Die Schiffe schaukelten leicht auf den Wellen. Es gab Segelboote, Ruderboote und Schiffe ganz ohne Antriebsmöglichkeit, da sie von Halbwaleen auch gänzlich ohne Hilfsmittel gesteuert werden konnten. Die Holzbohlen des Stegs knirschten unter unseren Füßen und die Wellen schwappten immer wieder hoch und verteilten feine Wassertropfen über uns.

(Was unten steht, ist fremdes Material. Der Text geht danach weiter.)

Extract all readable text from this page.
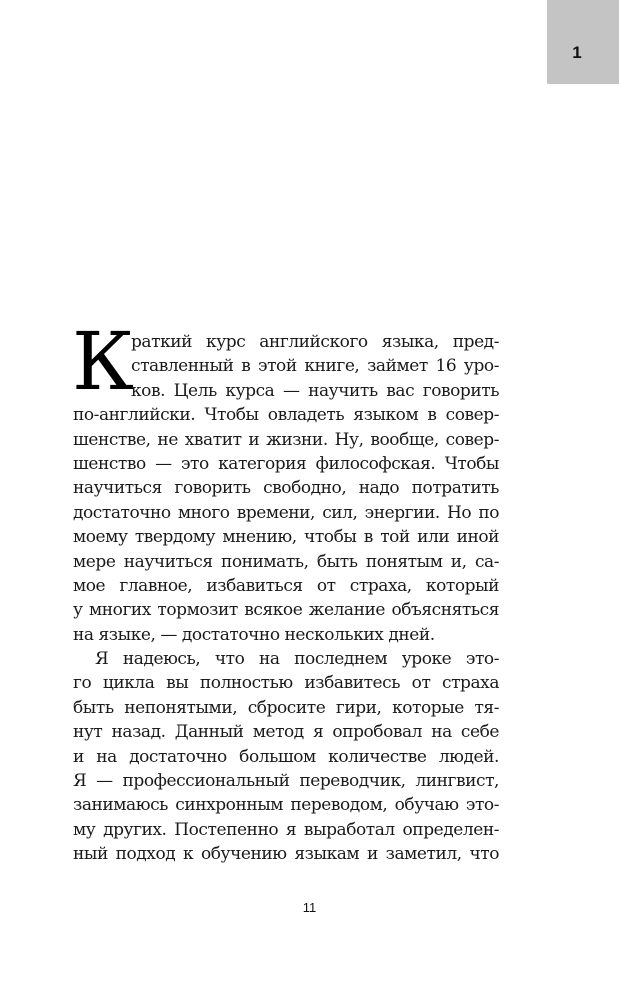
1
К
раткий курс английского языка, пред-
ставленный в этой книге, займет 16 уро-
ков. Цель курса — научить вас говорить
по-английски. Чтобы овладеть языком в совер-
шенстве, не хватит и жизни. Ну, вообще, совер-
шенство — это категория философская. Чтобы
научиться говорить свободно, надо потратить
достаточно много времени, сил, энергии. Но по
моему твердому мнению, чтобы в той или иной
мере научиться понимать, быть понятым и, са-
мое главное, избавиться от страха, который
у многих тормозит всякое желание объясняться
на языке, — достаточно нескольких дней.
Я надеюсь, что на последнем уроке это-
го цикла вы полностью избавитесь от страха
быть непонятыми, сбросите гири, которые тя-
нут назад. Данный метод я опробовал на себе
и на достаточно большом количестве людей.
Я — профессиональный переводчик, лингвист,
занимаюсь синхронным переводом, обучаю это-
му других. Постепенно я выработал определен-
ный подход к обучению языкам и заметил, что
11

Am Ende des Stegs stand eine Frauengestalt in einem schlichten dunkelgrünem Kleid und mit langen, im Nacken gebundenen Haaren. Karthek hielt mich nervös am Arm zurück und runzelte die Stirn. „Ist das …?“

„Sovine ...“ Ich nickte. „Ich dachte sie wäre schon wieder in den Wilderlanden.“

Langsam traten wir näher, doch sie schien uns gar nicht wahrzunehmen, schien zu tief in Gedanken versunken zu sein. Ich tauschte einen unsicheren mit meinem Begleiter aus. Eigentlich wollte ich sie ansprechen, aber irgendwas an ihrem Auftreten hielt mich davon ab. Vielleicht die Art wie sie stand oder die Ruhe, die diese Frau normalerweise nicht umgab. Normalerweise war Sovine in Bewegung, nahezu liebenswürdig direkt und immer in Gesellschaft. Natürlich war es möglich, dass sie sich einfach im Anblick des Meeres verloren hatte. Ich selbst hatte mich heute schon mehr als einmal dabei ertappt, wie ich gebannt hinaus in das schier unendliche Blau geblickt hatte …

Ein plötzlicher Ausruf irgendwo auf den Straßen hinter uns nahm mir die Entscheidung ab. Wir fuhren beide vor Schreck zusammen und auch Sovine erwachte wieder aus ihrer Versunkenheit. Sie senkte den Blick, strich sich das Haar zurück und drehte sich dann auf dem Absatz herum.

Sie war ganz eindeutig nicht nur vom Anblick des Meeres gebannt gewesen. Sie sah nicht gut aus. Ganz und gar nicht. Ihre Gesichtszüge wirkten fahl, ihre Augen waren deutlich gerötet und ihre Wangen schimmerten feucht. „Mina ...“ Raue Stimme, ein einziges leise gesprochenes Wort.